Nach fast dreißig Jahren sitzt das Kleid noch wie am ersten Tag. 16 Ordner mit Material über die Marlitt haben sich angesammelt. Und Uta Kessels Sympathie für die Schriftstellerin ist ungebrochen.
Die Marlitt hat in die Häuser der Stadt geblickt und ihre Geschichten erzählt. Figuren, die aus der Lebenswelt ihrer damaligen Leser stammten, Geschichten, über die die Leute redeten. Zum Beispiel über den Tod der »kugelsicheren Jungfrau« Emilie von Linsky. 1829 wurde die bei einer Theatervorstellung erschossen. In ihrem Roman »Das Geheimnis der alten Mamsell« griff die Marlitt dieses Unglück auf, das sich im Rathaus zutrug, als sie ein vierjähriges Mädchen war.
Wie ihr Alter Ego erzählt Uta Kessel Geschichte mit Geschichten, denn:
Uta Kessel: »neugierig machen ist meine Passion«.
Zum Beispiel auf Johann Sebastian Bach, dessen Konterfei als Bronzefigur lässig auf dem Arnstädter Markt lümmelt. In einem der arkadenverzierten Häuser, die dafür den Hintergrund bilden, hat vor fast 200 Jahren der Märchen- und Sagensammler Ludwig Bechstein widerwillig eine Apothekerlehre absolviert.
Uta Kessel: »Wo jetzt eine Eisdiele mit einer riesigen Eiswaffel wirbt, lebte der Bürgermeister Hans Nebel. 1581 fachte dieser unbelehrbare Mann einen Brand an, der fast die ganze Stadt zerstört und sich tief in das kollektive Gedächtnis der »Arnsch’ter« gegraben hat. Noch 300 Jahre später wurden in den Kirchen der Stadt Brandpredigten gehalten. An dem 435 Jahre alten Rathaus, das schmuck und frisch saniert strahlt, erinnert noch heute eine lateinische Inschrift an den Leichtsinn des Bürgermeisters.«
Überhaupt: Die Zeit tickt in Arnstadt in einem eigenen Rhythmus. Am Rathaus das alte mechanische Uhrwerk, ein wilder Mann und eine wilde Frau, etwas tiefer die Jungfrau Maria und der heilige Bonifacius und ein Adler, der alle halbe Stunde mit den Flügeln schlägt. Jede Woche musste früher die Mechanik der Uhr aufgezogen werden. Mit der Hand. Sagt Marlitt, und winkt energisch mit ihrem Schirm. Die Besucher folgen ihr und durchqueren die Tourismus-Information, stehen schließlich im Foyer des Rathauses und bestaunen die moderne Eingangshalle mit dem Glasdach und der historischen Fassade.

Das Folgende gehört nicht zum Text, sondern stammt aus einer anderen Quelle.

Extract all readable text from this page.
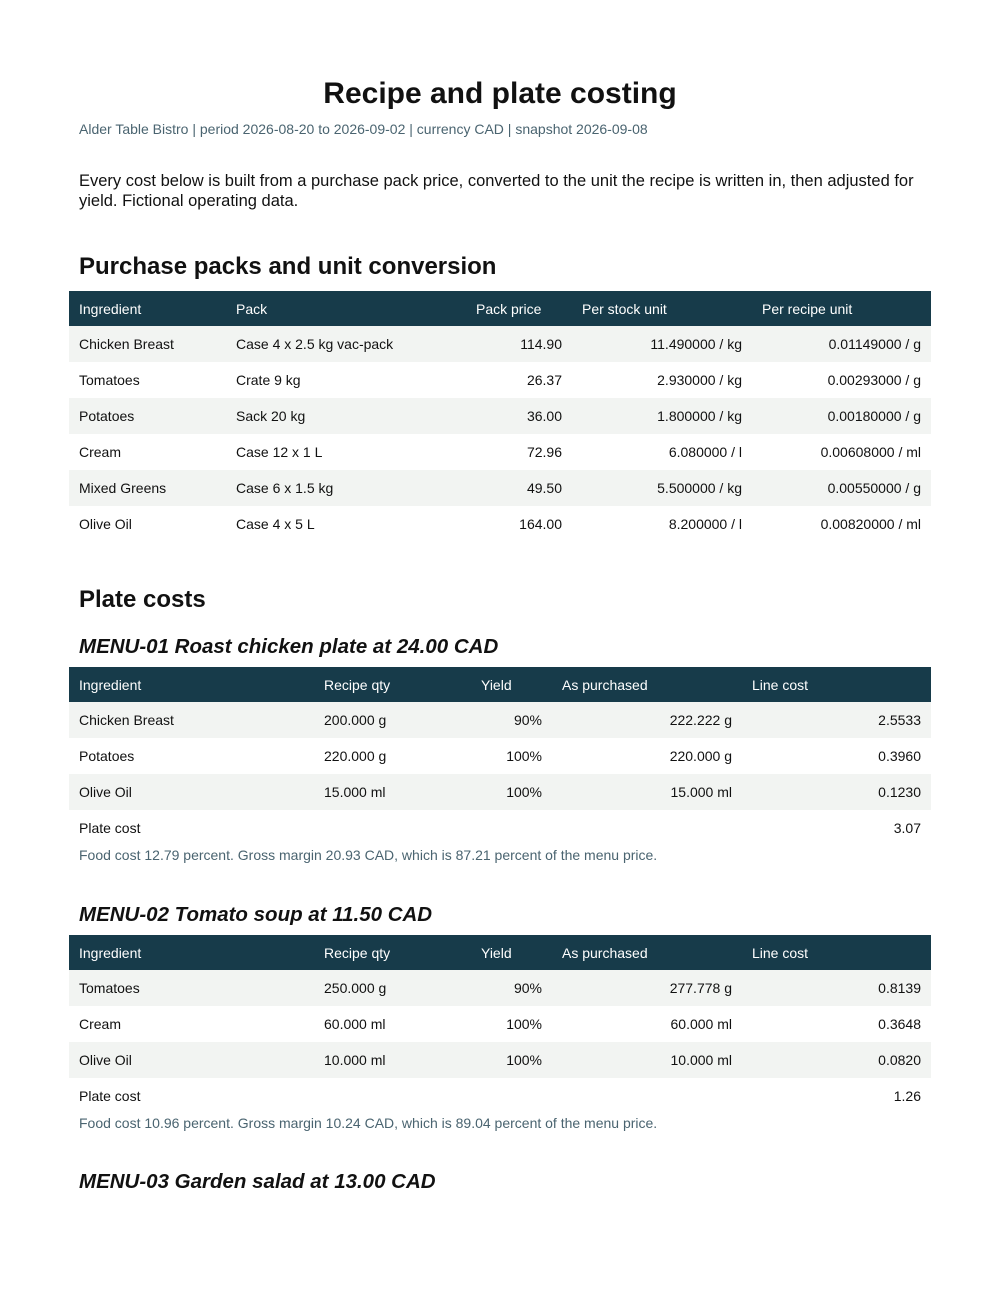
Recipe and plate costing
Alder Table Bistro | period 2026-08-20 to 2026-09-02 | currency CAD | snapshot 2026-09-08
Every cost below is built from a purchase pack price, converted to the unit the recipe is written in, then adjusted for yield. Fictional operating data.
Purchase packs and unit conversion
Ingredient	Pack	Pack price	Per stock unit	Per recipe unit
Chicken Breast	Case 4 x 2.5 kg vac-pack	114.90	11.490000 / kg	0.01149000 / g
Tomatoes	Crate 9 kg	26.37	2.930000 / kg	0.00293000 / g
Potatoes	Sack 20 kg	36.00	1.800000 / kg	0.00180000 / g
Cream	Case 12 x 1 L	72.96	6.080000 / l	0.00608000 / ml
Mixed Greens	Case 6 x 1.5 kg	49.50	5.500000 / kg	0.00550000 / g
Olive Oil	Case 4 x 5 L	164.00	8.200000 / l	0.00820000 / ml
Plate costs
MENU-01 Roast chicken plate at 24.00 CAD
Ingredient	Recipe qty	Yield	As purchased	Line cost
Chicken Breast	200.000 g	90%	222.222 g	2.5533
Potatoes	220.000 g	100%	220.000 g	0.3960
Olive Oil	15.000 ml	100%	15.000 ml	0.1230
Plate cost				3.07
Food cost 12.79 percent. Gross margin 20.93 CAD, which is 87.21 percent of the menu price.
MENU-02 Tomato soup at 11.50 CAD
Ingredient	Recipe qty	Yield	As purchased	Line cost
Tomatoes	250.000 g	90%	277.778 g	0.8139
Cream	60.000 ml	100%	60.000 ml	0.3648
Olive Oil	10.000 ml	100%	10.000 ml	0.0820
Plate cost				1.26
Food cost 10.96 percent. Gross margin 10.24 CAD, which is 89.04 percent of the menu price.
MENU-03 Garden salad at 13.00 CAD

Menschen begegnen und sie begeistern, geschützt hinter Schute (Haube) und Rüschenkleid eine eigene Ausdrucksform finden – die Marlitt ist die Form, Arnstadt das Thema. Dass die Stadt so schön ist, die historische Altstadt so gut erhalten, ist dem Engagement des Altstadtkreises und seiner Schatzmeisterin Uta Kessel und zu verdanken.
Uta Kessel: »Je besser man seine Stadt kennt, um so mehr liebt man sie.«
Ihr Wissen gibt sie gern weiter. So betreute sie vor einigen Jahren zusammen mit zwei Mitarbeiterinnen des Rathauses Gymnasiastinnen vom Melissantes-Gymnasium, die eine Seminarfacharbeit über die Arnstädter Literaten schrieben. Johann Gottfried Gregorii, der sich Melissantes nannte, war Geograph und Barock-Autor und lebte von 1706 bis 1720 in Arnstadt. Noch heute ist Uta Kessel stolz auf die »Mädels«, denen sie bei einer Spezial-Stadtführung Spezial-Wissen über ihre Heimatstadt vermittelt hat.

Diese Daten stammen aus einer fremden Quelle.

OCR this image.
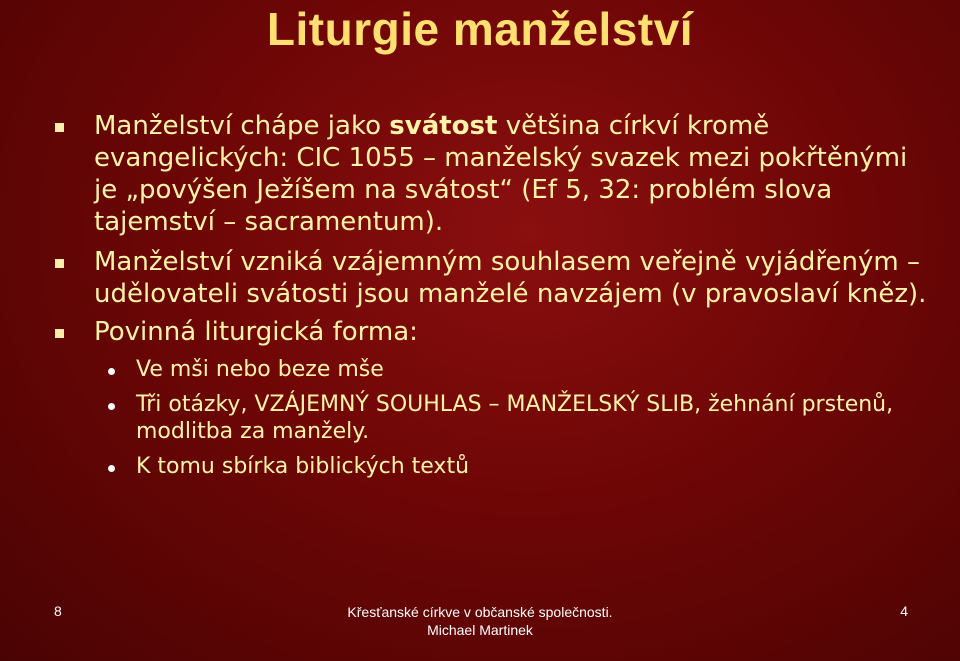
Liturgie manželství
Manželství chápe jako svátost většina církví kromě evangelických: CIC 1055 – manželský svazek mezi pokřtěnými je „povýšen Ježíšem na svátost“ (Ef 5, 32: problém slova tajemství – sacramentum).
Manželství vzniká vzájemným souhlasem veřejně vyjádřeným – udělovateli svátosti jsou manželé navzájem (v pravoslaví kněz).
Povinná liturgická forma:
Ve mši nebo beze mše
Tři otázky, VZÁJEMNÝ SOUHLAS – MANŽELSKÝ SLIB, žehnání prstenů, modlitba za manžely.
K tomu sbírka biblických textů
8	Křesťanské církve v občanské společnosti.
Michael Martinek
4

Uta Kessel: »Die haben eine Bomben-Arbeit geschrieben!«
Denn dass die Stadt mit ihren literarischen Pfunden wuchert, kann man nicht gerade sagen. Melissantes. Ludwig Bechstein. Wilhelm Hey, Pfarrer und Lied- und Fabeldichter, der 1854 in Ichtershausen bei Arnstadt gestorben ist, von ihm stammt der Text des Weihnachtsliedes »Alle Jahre wieder«. Willibald Alexis, der als Begründer des realistischen historischen Romans in der deutschen Literatur gilt und von 1853 bis zu seinem Tod 1871 in Arnstadt lebte. Und natürlich die Marlitt: Viele literarische Schätze lagern zurzeit im Museums-Depot. Vom Beginn der 1990er Jahre bis zu seiner Schließung zeigte das Stadtgeschichtsmuseum eine umfangreiche Ausstellung zu den Arnstädter Dichterinnen und Dichtern – jetzt liegt sie auf Eis.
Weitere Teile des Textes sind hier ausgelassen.